UPDATED 11/19/1979 at 01:00 AM EST Originally published 11/19/1979 at 01:00 AM EST

Kristina Van Reenen, 26, has turned her cooking specialty—quiche—into eight different quick-frozen delights which she sells in her restaurant and to food suppliers throughout Maine, New Hampshire and upstate New York. The varieties, ranging from spinach to salmon, wholesale for $5 for a pie that will serve eight. Since her Bath, Maine bakery-restaurant opened two years ago, business has tripled from $80,000 to $250,000 a year. But the going wasn't always so easy for Kristina. Born in Cleveland, the daughter of an auto plant manager, she spent her early years in Buenos Aires and Montreal. Married at 17 and now divorced, she started baking whole-wheat bread in her own wood-burning stove in Maine. Her next, more ambitious baking venture failed within two years, but undaunted, she soon returned to establish Krishna's, featuring her pastries and quiches. "When I began, I knew nothing about financing, equipment, owning a building or training personnel," admits Kristina. She now has a staff of 20 to prepare pastries and quick-freeze the 2,000 quiches she bakes each month. "I've learned the hard way," she smiles. "But I've made my business work." Krishna's mind is now set on expansion. Her dream: "To see my name on a whole line of good foods sold all over the country."
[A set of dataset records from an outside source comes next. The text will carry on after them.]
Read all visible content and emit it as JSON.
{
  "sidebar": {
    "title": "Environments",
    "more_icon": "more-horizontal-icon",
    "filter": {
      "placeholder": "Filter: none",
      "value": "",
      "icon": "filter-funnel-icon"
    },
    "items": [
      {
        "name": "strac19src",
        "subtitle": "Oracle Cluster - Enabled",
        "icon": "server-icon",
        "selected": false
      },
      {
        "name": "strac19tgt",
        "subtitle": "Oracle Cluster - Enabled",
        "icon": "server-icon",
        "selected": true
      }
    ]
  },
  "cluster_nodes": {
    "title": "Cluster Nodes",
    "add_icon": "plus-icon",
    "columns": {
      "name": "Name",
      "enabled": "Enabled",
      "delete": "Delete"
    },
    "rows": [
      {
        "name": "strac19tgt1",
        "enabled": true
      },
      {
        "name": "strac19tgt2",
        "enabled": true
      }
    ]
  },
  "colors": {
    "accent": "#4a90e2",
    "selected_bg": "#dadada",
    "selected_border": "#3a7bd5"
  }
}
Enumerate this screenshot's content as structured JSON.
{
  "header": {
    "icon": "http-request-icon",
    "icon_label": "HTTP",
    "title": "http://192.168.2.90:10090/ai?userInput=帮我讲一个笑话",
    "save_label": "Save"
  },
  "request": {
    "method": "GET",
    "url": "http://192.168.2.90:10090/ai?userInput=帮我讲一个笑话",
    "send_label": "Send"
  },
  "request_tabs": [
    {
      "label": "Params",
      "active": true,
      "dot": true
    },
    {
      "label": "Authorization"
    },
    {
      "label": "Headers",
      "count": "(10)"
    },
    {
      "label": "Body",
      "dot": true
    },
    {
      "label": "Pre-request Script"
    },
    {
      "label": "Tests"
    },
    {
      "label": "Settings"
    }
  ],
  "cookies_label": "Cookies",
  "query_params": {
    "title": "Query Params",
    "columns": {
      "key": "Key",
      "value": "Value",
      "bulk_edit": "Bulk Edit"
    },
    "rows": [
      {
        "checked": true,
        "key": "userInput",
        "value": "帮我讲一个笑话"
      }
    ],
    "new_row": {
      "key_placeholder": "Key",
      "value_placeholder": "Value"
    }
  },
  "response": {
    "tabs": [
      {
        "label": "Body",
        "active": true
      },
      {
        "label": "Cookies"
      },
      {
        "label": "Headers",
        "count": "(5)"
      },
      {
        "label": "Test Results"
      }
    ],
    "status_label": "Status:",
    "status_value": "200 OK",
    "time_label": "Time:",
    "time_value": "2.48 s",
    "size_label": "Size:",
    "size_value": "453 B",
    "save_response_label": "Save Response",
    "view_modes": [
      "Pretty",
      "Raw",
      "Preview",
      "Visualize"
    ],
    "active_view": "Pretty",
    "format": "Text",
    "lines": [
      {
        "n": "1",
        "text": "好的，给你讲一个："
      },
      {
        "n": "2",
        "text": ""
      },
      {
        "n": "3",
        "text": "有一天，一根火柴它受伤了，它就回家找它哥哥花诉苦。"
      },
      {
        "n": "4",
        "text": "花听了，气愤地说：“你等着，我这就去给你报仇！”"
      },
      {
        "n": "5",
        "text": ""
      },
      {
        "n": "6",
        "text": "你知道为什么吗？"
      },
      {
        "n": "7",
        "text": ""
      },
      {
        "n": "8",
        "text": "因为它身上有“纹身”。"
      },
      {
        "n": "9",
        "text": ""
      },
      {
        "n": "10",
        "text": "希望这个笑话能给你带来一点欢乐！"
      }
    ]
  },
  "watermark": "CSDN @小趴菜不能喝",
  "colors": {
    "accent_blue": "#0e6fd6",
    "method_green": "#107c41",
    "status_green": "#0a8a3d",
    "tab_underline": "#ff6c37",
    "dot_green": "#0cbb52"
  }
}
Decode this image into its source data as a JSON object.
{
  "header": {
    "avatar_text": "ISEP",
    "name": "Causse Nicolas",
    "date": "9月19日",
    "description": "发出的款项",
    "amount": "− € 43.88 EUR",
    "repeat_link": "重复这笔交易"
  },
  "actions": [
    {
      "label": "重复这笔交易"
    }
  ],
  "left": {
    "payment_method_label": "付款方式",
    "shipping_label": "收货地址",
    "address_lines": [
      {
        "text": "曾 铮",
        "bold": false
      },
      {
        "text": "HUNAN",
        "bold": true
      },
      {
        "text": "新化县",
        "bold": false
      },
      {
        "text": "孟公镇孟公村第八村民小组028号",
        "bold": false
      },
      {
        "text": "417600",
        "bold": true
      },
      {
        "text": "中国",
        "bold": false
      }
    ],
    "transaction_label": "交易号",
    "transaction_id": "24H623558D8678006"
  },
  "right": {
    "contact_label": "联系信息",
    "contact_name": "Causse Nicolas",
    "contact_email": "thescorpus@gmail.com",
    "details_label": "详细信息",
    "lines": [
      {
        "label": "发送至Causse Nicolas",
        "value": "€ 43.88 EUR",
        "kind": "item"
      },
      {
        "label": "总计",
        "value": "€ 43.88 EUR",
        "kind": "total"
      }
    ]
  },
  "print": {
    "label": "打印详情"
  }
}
Michael Patti, 25, wheels and deals as a gold trader on the frenetic floor of the Chicago Mercantile Exchange. From 8:10 a.m. until 1:30 p.m., Patti is in the "pit" shouting his buy and sell orders above the mob of traders. During those five hours and 20 minutes, he may trade more than $80,000 worth of gold—all for his own account—and can pocket $3,000 in profits. But that's on a good day, and he admits that he loses on seven out of 10 deals and figures on netting only $70,000 this year. Brought up in an Italian neighborhood in Chicago, the son of a prominent Sicilian-American dentist, the streetwise kid was fascinated by the fast-paced action of the exchange six years ago while working as an insurance company mail clerk. "After seeing all those people running around like maniacs," he grins, "I knew the 'Merc' was for me." So he apprenticed as a clerk, then as a runner and order taker. Last April an anonymous friend (and a member of the exchange) lent Patti $115,000 to buy a seat of his own. "I'll be paying for 20 years," he shrugs. After Patti finishes a day's work he finds it comforting to return to his own home turf on Chicago's Near West Side, where his parents still live. Although Patti handles millions, he keeps a level head. "Commodity trading is a humbling business," he has found. "If you think you know it all, you're in for a big surprise."